Ora, in attesa delle festività del 25 aprile e del primo maggio, la lotta riprende. Invece dell’elemento religioso gioca questa volta quello civile, commemorazione patriottica la prima, democratica la seconda.

Vista dal nostro osservatorio la situazione è caotica e dire caotica è un eufemismo. A Bari, per esempio, dove la gdo annuncia il tutto aperto, l’Unione sindacale di base puntualizza in una nota: che “è un'offesa ai lavoratori e una legittimazione del loro sfruttamento.  I lavoratori in questione vivono già turni e ritmi inaccettabili, che non consentono loro di programmare la propria vita e questo senza considerare le misere retribuzioni – riporta Bari Today -. Studi di settore hanno dimostrato, tra l'altro, che le aperture dei centri commerciali o delle attività similari, durante tali giornate, non porta alle aziende quei benefici economici tanto auspicati.

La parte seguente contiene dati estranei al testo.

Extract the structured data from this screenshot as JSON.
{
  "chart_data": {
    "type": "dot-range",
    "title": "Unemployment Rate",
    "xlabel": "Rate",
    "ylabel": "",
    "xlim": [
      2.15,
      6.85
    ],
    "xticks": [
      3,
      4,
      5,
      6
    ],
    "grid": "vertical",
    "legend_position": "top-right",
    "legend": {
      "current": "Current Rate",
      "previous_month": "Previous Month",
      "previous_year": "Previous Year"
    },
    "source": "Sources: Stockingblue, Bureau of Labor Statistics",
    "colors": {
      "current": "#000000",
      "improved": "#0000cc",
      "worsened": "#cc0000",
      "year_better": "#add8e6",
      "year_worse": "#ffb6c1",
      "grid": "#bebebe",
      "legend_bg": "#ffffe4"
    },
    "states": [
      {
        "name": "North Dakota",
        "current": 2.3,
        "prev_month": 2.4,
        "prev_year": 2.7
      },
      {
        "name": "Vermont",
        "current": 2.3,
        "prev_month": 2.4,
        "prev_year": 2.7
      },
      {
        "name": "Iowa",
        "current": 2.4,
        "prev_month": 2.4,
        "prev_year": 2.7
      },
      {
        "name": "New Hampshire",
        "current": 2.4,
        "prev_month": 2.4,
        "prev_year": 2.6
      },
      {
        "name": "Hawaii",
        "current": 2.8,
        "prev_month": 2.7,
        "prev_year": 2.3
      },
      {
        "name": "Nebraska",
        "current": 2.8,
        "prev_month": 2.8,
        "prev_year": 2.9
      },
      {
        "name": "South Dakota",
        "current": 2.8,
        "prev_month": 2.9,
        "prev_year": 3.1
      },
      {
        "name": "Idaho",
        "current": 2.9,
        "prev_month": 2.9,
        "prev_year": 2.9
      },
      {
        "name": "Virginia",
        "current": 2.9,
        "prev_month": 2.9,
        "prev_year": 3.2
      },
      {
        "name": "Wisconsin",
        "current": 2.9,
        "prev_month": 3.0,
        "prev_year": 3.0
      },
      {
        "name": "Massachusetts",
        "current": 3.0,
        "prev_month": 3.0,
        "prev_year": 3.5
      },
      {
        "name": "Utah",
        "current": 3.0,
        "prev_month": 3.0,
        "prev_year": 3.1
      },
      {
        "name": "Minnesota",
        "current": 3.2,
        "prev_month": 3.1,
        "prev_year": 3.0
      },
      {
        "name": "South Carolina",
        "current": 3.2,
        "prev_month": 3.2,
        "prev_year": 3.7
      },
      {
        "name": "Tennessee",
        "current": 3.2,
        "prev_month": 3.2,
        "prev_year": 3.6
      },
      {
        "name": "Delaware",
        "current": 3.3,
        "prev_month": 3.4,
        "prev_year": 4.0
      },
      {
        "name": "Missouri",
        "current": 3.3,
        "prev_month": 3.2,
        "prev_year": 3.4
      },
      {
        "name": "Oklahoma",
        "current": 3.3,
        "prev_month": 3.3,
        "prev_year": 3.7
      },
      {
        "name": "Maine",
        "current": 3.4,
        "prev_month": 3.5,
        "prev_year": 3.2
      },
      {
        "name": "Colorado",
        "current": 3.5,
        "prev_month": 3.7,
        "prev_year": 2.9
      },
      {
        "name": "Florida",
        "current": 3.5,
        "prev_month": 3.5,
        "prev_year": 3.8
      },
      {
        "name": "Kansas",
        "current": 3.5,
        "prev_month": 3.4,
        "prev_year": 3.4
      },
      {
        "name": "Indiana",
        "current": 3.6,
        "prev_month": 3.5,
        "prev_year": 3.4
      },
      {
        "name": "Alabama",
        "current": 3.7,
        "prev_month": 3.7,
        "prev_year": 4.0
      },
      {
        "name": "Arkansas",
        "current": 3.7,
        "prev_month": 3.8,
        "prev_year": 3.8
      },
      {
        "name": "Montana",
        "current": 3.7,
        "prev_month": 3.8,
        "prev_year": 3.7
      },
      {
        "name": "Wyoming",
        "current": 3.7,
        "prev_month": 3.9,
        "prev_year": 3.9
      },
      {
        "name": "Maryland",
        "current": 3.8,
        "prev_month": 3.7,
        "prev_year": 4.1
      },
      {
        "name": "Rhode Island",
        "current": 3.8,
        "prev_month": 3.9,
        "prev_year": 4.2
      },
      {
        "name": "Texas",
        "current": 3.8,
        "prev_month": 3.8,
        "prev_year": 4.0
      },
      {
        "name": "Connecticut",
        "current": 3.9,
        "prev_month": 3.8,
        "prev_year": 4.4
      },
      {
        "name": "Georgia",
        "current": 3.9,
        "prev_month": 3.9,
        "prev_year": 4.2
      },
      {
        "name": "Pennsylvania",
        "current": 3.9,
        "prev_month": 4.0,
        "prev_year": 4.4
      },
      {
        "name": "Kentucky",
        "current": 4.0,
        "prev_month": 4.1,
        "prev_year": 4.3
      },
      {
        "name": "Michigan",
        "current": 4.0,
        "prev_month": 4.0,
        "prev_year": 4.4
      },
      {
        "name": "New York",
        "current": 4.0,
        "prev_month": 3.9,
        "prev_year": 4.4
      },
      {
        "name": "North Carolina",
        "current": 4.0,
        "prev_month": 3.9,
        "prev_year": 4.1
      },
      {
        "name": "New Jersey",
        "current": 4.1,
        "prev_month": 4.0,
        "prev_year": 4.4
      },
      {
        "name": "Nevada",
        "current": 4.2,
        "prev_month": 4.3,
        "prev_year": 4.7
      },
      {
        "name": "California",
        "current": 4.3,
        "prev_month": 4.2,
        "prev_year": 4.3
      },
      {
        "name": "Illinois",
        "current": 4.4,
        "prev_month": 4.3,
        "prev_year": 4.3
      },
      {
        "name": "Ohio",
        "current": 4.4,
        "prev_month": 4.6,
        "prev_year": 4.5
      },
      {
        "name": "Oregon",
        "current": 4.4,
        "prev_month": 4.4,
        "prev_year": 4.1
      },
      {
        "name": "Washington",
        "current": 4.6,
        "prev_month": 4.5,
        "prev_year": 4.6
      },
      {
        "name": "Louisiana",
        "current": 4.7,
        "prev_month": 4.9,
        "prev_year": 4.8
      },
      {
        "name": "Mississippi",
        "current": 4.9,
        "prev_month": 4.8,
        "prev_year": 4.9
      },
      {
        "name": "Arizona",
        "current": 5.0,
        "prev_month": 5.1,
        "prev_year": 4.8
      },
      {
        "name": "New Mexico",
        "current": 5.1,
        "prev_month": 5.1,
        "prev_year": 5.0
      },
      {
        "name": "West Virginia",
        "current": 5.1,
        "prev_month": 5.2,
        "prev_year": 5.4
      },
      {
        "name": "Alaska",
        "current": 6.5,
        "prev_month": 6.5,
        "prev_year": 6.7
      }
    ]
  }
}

E' bene ricordare che proprio nel  commercio si sperimentano le forme contrattuali più estreme e, chiamiamole, “innovative” di lavoro precario che grazie alle nuove proposte del Ministro del lavoro, ex Presidente della Lega delle cooperative, peggioreranno ulteriormente”.

Stessa cosa in Veneto e in Friuli. “Il Messaggero Veneto” riporta altre dichiarazioni dei sindacati. “Ritengo – afferma il segretario di Uiltucs Udine, Claudio Moretti – sia una provocazione inaccettabile tenere aperto durante le feste, ancor peggio durante quella del lavoro. Tanto più che la rincorsa ad aprire sempre e comunque ha dimostrato di non produrre reddito, non recuperare vendite, creando anzi solo disagio ai lavoratori. Le aperture selvagge hanno determinato la modifica, in peggio, delle abitudini dei cittadini consumatori, rendendo contemporaneamente la vita dei lavoratori del settore difficile”.

Potremmo andare avanti per ore, visto che il quadro nazionale è tanto uniforme, quanto travagliato. Aggiungiamo che si annunciano boicottaggi e astensioni volontarie dal lavoro.

Il problema vero, lo diciamo ogni volta, dalla liberalizzazione Monti in poi (operativa dall’1 gennaio 2012), è fare chiarezza. Mentre valutare o meno l’andamento delle vendite festive e dunque il reale guadagno spetta alle aziende e non ai dipendenti, dall’altro lato è vero che nessuno ha fatto un serio esame delle condizioni dei lavoratori, di quali pressioni essi subiscano, a quanto ammontino le maggiorazioni salariali per il lavoro domenicale e via dicendo.

Qualcuno se la cava dicendo che di questi tempi è già una fortuna avere un posto, il che in parte è vero, ma visto che siamo in una “Repubblica fondata sul lavoro”, magari bisognerebbe avviare una seria indagine conoscitiva, il che non ci risulta sia stato fatto. La domenica e le feste lavorative sono, in molti altri Paesi europei, invocate da tutti, commercianti e consumatori – pensiamo alla Francia e al Belgio – e dunque non è proprio il caso di rinunciarvi. Ma un simile caos non può continuare.